Angiography-Derived Index of Microcirculatory Resistance to Define the Risk of Early Discharge in STEMI

Author:

Scarsini Roberto1,Kotronias Rafail A.234,Della Mora Francesco1,Portolan Leonardo1ORCID,Andreaggi Stefano1ORCID,Benenati Stefano234ORCID,Marin Federico234ORCID,Sgreva Sara1ORCID,Comuzzi Alberto1,Butturini Caterina1ORCID,Pesarini Gabriele1ORCID,Tavella Domenico1,Channon Keith M.234,Garcia Garcia Hector M.5ORCID,Ribichini Flavio1ORCID,Banning Adrian P.234ORCID,De Maria Giovanni Luigi234ORCID

Affiliation:

1. Division of Cardiology, Department of Medicine, University of Verona, Italy (R.S., F.D.M., L.P., S.A., S.S., A.C., C.B., G.P., D.T., F.R.).

2. Oxford Heart Centre, Oxford University Hospitals NHS Trust, United Kingdom (R.A.K., S.B., F.M., K.M.C., A.P.B., G.L.D.M.).

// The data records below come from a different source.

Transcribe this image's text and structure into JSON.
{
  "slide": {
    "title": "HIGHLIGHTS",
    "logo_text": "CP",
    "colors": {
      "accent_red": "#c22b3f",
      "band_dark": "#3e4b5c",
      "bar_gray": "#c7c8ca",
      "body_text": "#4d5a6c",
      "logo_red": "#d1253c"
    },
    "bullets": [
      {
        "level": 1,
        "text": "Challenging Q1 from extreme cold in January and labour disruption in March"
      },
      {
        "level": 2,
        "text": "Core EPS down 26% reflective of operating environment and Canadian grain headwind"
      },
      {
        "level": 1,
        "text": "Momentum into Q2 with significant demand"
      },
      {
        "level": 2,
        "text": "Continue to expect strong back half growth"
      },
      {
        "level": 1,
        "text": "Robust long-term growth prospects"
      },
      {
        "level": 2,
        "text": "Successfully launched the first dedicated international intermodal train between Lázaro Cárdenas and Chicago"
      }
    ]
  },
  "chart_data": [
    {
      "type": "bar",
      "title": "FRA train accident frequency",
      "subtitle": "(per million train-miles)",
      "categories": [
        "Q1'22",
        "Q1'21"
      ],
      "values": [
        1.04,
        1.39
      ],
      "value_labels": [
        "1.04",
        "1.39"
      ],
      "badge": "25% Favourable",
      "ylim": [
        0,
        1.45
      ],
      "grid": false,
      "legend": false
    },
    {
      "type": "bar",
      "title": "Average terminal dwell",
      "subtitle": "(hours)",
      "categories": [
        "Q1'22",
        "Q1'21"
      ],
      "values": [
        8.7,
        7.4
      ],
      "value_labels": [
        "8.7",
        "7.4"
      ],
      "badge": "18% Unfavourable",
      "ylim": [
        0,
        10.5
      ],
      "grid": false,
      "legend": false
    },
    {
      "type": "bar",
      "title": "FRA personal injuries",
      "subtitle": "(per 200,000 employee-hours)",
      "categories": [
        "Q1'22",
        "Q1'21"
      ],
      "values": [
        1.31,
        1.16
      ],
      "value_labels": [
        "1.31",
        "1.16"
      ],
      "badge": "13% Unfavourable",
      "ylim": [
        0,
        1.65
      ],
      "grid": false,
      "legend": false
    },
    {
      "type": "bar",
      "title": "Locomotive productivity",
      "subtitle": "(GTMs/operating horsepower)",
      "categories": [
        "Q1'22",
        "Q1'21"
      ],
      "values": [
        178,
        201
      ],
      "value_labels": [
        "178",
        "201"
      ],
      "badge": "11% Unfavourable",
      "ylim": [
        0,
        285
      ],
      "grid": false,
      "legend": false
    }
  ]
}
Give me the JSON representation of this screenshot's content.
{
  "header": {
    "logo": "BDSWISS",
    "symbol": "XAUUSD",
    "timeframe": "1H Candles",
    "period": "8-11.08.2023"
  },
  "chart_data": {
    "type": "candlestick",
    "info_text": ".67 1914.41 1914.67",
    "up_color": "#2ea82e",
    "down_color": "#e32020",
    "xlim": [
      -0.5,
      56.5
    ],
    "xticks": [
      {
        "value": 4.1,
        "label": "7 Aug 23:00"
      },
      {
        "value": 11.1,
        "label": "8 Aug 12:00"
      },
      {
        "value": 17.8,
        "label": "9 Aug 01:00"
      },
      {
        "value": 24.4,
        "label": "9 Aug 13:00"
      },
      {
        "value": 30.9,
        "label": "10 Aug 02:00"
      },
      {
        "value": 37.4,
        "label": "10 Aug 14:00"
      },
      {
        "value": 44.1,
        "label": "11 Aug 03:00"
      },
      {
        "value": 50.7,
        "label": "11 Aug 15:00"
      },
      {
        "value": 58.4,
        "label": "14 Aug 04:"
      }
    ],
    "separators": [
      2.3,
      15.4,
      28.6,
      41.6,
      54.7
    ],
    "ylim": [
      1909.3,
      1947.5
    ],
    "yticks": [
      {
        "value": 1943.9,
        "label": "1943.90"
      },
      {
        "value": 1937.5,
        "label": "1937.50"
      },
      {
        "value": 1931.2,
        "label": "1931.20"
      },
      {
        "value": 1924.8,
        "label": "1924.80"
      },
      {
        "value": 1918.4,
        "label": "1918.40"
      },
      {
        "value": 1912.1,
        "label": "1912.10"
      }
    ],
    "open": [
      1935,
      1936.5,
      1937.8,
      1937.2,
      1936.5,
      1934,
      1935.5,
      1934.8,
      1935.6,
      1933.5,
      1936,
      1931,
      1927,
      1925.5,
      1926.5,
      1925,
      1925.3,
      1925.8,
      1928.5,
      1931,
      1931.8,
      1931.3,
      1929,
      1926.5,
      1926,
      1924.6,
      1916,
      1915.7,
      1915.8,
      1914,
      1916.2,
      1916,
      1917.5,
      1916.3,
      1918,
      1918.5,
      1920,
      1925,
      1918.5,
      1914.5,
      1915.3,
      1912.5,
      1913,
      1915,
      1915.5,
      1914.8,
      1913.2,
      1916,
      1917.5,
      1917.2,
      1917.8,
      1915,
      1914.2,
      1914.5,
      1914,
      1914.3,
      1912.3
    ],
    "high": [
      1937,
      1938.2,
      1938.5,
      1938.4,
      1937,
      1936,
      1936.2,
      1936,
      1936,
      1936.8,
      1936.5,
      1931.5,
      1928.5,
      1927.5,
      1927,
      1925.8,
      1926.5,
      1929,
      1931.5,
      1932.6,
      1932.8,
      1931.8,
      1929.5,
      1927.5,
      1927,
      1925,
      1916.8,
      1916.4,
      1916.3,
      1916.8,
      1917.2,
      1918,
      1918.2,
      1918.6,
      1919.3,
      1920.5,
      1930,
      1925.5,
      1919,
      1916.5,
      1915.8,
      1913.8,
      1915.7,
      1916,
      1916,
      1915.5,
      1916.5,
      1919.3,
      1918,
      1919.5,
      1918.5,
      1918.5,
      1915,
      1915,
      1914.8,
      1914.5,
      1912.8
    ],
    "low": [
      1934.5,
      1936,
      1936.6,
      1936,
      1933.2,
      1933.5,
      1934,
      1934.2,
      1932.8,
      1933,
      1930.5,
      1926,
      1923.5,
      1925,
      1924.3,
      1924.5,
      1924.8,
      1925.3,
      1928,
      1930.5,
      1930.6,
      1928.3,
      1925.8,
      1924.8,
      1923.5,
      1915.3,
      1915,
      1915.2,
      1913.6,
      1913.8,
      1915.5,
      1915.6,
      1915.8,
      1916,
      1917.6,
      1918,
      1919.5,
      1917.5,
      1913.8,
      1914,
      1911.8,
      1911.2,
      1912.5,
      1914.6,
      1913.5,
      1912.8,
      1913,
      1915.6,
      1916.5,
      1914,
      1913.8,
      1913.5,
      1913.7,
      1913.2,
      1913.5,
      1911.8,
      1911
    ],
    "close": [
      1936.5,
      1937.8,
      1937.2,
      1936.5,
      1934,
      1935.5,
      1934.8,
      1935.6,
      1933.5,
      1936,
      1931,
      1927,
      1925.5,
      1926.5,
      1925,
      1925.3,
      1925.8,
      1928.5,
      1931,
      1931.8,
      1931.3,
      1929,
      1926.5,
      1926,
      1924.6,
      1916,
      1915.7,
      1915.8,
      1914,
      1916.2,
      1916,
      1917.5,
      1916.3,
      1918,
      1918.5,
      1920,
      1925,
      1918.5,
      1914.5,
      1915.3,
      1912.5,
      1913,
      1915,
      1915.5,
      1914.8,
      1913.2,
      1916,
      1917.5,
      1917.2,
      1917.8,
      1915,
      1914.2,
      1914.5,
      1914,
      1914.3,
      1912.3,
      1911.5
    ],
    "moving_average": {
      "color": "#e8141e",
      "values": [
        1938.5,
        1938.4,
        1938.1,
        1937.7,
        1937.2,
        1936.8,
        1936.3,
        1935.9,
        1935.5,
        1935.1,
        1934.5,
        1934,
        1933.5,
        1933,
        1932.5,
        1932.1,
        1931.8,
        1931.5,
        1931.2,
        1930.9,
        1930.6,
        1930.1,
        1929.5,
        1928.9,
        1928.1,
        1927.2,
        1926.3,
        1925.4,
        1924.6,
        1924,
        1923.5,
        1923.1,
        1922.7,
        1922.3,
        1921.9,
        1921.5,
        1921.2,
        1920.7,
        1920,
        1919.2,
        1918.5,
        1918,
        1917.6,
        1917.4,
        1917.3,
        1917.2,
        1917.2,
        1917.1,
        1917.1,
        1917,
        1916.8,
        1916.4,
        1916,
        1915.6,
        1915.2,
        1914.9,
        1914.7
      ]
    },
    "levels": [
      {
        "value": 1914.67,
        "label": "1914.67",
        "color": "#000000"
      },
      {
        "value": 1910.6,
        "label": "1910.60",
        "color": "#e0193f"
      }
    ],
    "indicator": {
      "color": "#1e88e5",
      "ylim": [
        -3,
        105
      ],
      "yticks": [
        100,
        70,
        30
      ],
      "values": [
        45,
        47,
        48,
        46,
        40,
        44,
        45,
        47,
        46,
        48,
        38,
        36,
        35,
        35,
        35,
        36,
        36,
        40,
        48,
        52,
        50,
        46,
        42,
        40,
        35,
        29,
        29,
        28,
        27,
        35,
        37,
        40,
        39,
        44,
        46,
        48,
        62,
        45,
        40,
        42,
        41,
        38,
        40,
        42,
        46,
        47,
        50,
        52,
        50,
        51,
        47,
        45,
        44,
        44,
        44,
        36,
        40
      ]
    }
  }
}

3. Division of Cardiovascular Medicine, Radcliffe Department of Medicine, University of Oxford, United Kingdom (R.A.K., S.B., F.M., K.M.C., A.P.B., G.L.D.M.).

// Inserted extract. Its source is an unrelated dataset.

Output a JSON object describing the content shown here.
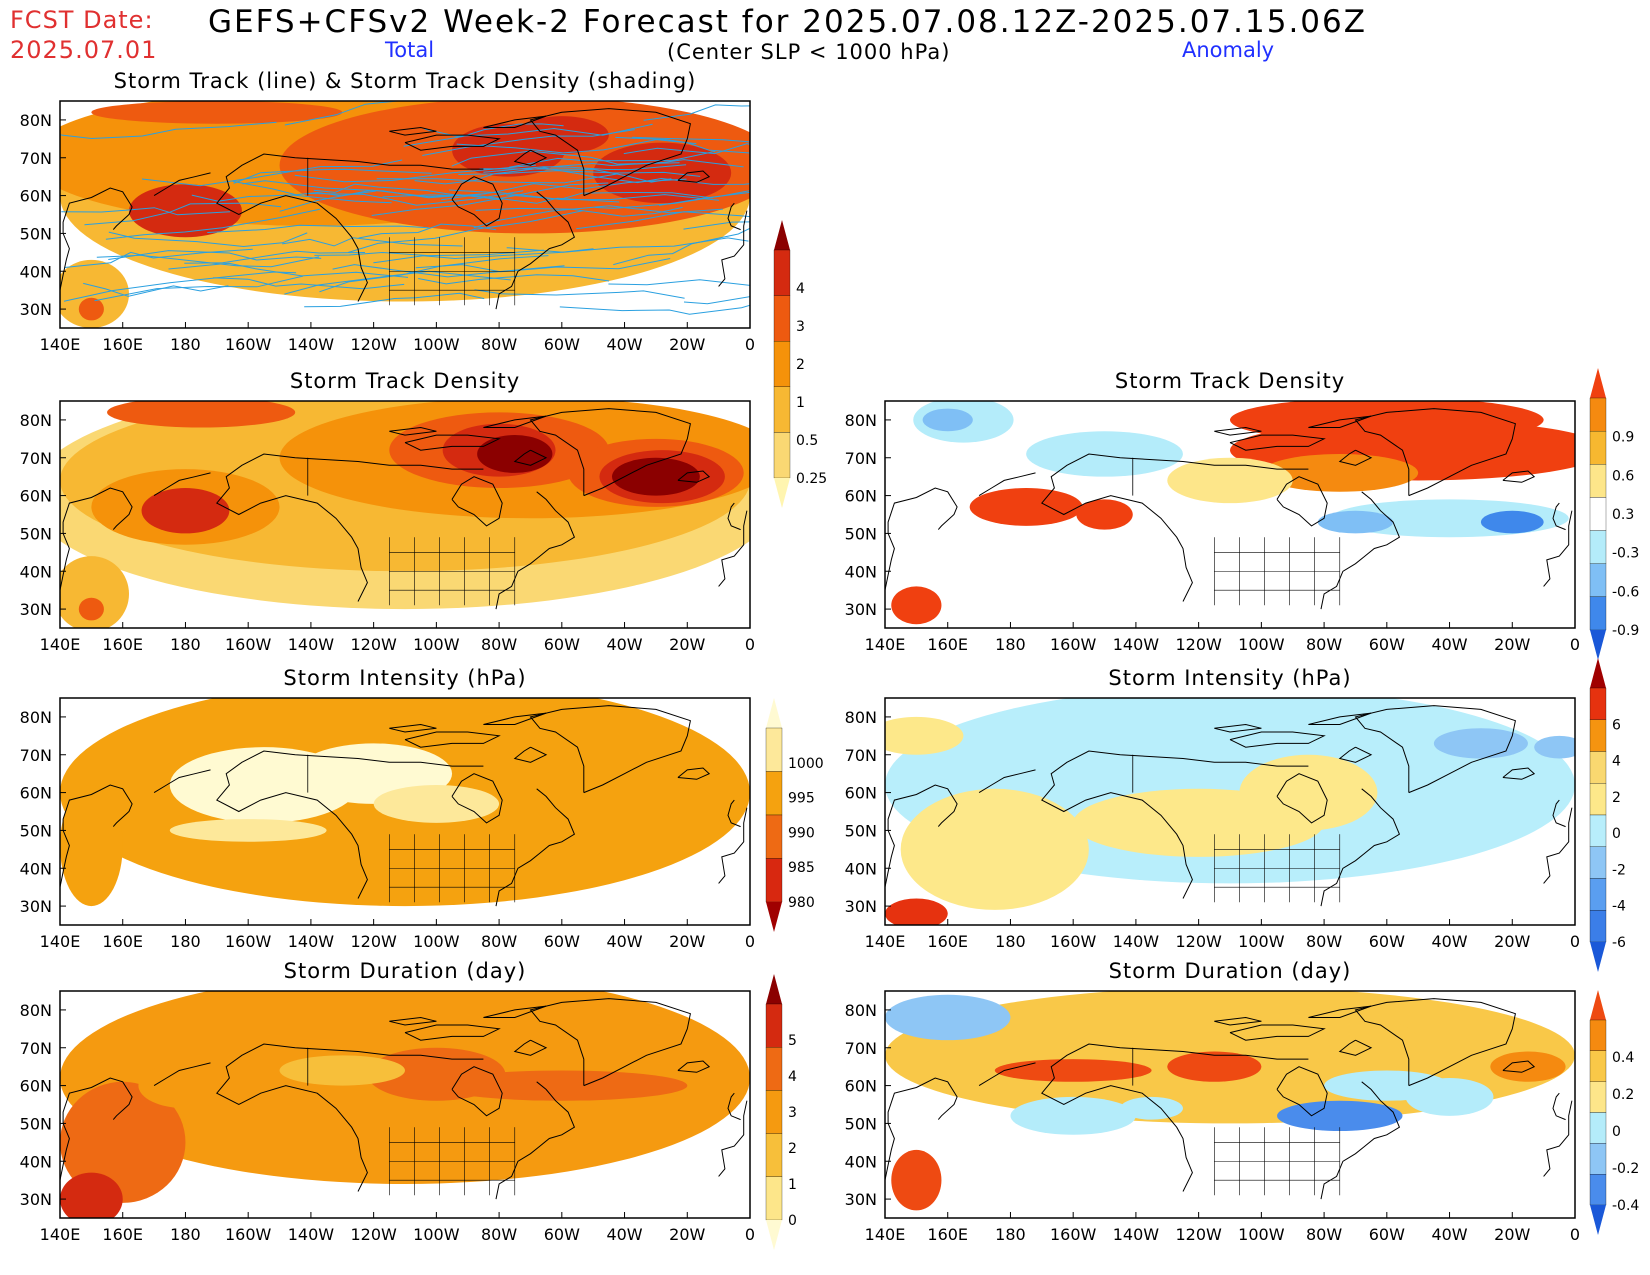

4. National Institute for Health Research, Oxford Biomedical Research Centre, United Kingdom (R.A.K., S.B., F.M., K.M.C., A.P.B., G.L.D.M.).

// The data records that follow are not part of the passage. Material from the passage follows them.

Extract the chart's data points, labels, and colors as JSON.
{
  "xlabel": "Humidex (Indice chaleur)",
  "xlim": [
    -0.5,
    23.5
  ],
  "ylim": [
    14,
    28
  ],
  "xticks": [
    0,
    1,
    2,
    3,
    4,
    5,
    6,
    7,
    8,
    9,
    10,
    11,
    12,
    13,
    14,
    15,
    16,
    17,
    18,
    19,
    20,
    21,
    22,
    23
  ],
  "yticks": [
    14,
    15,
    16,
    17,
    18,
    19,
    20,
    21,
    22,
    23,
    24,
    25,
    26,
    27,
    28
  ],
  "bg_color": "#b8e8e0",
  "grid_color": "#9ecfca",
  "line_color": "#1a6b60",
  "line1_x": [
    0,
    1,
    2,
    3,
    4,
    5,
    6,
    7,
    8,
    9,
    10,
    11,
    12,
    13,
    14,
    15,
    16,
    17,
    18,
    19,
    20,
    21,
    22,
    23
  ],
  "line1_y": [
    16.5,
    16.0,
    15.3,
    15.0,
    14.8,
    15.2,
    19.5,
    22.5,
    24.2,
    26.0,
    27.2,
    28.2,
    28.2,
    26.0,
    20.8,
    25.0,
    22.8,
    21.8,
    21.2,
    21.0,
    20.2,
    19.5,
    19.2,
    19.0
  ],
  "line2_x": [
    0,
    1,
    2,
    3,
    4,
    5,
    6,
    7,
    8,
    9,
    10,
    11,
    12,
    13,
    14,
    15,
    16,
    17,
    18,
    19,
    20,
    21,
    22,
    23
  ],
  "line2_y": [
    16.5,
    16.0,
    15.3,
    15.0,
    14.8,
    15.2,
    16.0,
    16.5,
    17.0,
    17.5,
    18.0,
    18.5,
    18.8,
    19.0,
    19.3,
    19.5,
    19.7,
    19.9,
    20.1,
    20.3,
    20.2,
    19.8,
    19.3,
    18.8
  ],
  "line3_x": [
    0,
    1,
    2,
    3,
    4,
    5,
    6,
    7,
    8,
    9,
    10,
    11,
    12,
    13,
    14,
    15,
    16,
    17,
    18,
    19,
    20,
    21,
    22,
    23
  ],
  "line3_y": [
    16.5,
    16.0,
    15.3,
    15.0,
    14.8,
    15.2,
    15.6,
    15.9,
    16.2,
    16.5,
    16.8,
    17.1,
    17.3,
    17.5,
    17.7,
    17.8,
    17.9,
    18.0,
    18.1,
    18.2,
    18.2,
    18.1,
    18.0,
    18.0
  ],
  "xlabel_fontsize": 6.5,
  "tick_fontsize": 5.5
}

5. Interventional Cardiology, MedStar Washington Hospital Centre (H.M.G.G.).

Abstract

BACKGROUND: Patients with ST-segment–elevation myocardial infarction but no coronary microvascular injury are at low risk of early cardiovascular complications (ECC). We aim to assess whether nonhyperemic angiography-derived index of microcirculatory resistance (NH-IMR angio ) could be a user-friendly tool to identify patients at low risk of ECC, potentially candidates for expedited care pathway and early hospital discharge. METHODS: Retrospective analysis of 2 independent, international, prospective, observational cohorts included 568 patients with ST-segment–elevation myocardial infarction. NH-IMR angio was calculated based on standard coronary angiographic views with 3-dimensional-modeling and computational analysis of the coronary flow. RESULTS: Overall, ECC (a composite of cardiovascular death, cardiogenic shock, acute heart failure, life-threatening arrhythmias, resuscitated cardiac arrest, left ventricular thrombus, post-ST-segment–elevation myocardial infarction mechanical complications, and rehospitalization for acute heart failure or acute myocardial infarction at 30 days follow-up), occurred in 54 (9.3%) patients. NH-IMR angio was significantly correlated with pressure/thermodilution-based index of microcirculatory resistance (r=0.607; P <0.0001) and demonstrated good accuracy in predicting ECC (area under the curve, 0.766 [95% CI, 0.706–0.827]; P <0.0001). Importantly, ECC occurred more frequently in patients with NH-IMR angio ≥40 units (18.1% versus 1.4%; P <0.0001). At multivariable analysis, NH-IMR angio provided incremental prognostic value to conventional clinical, angiographic, and echocardiographic features (adjusted-odds ratio, 14.861 [95% CI, 5.177–42.661]; P <0.0001). NH-IMR angio <40 units showed an excellent negative predictive value (98.6%) in ruling out ECC. Discharging patients with NH-IMR angio <40 units at 48 hours after admission would reduce the total in-hospital stay by 943 days (median 2 [1–4] days per patient). CONCLUSIONS: NH-IMR angio is a valuable risk-stratification tool in patients with ST-segment–elevation myocardial infarction. NH-IMR angio guided strategies to early discharge may contribute to safely shorten hospital stay, optimizing resources utilization.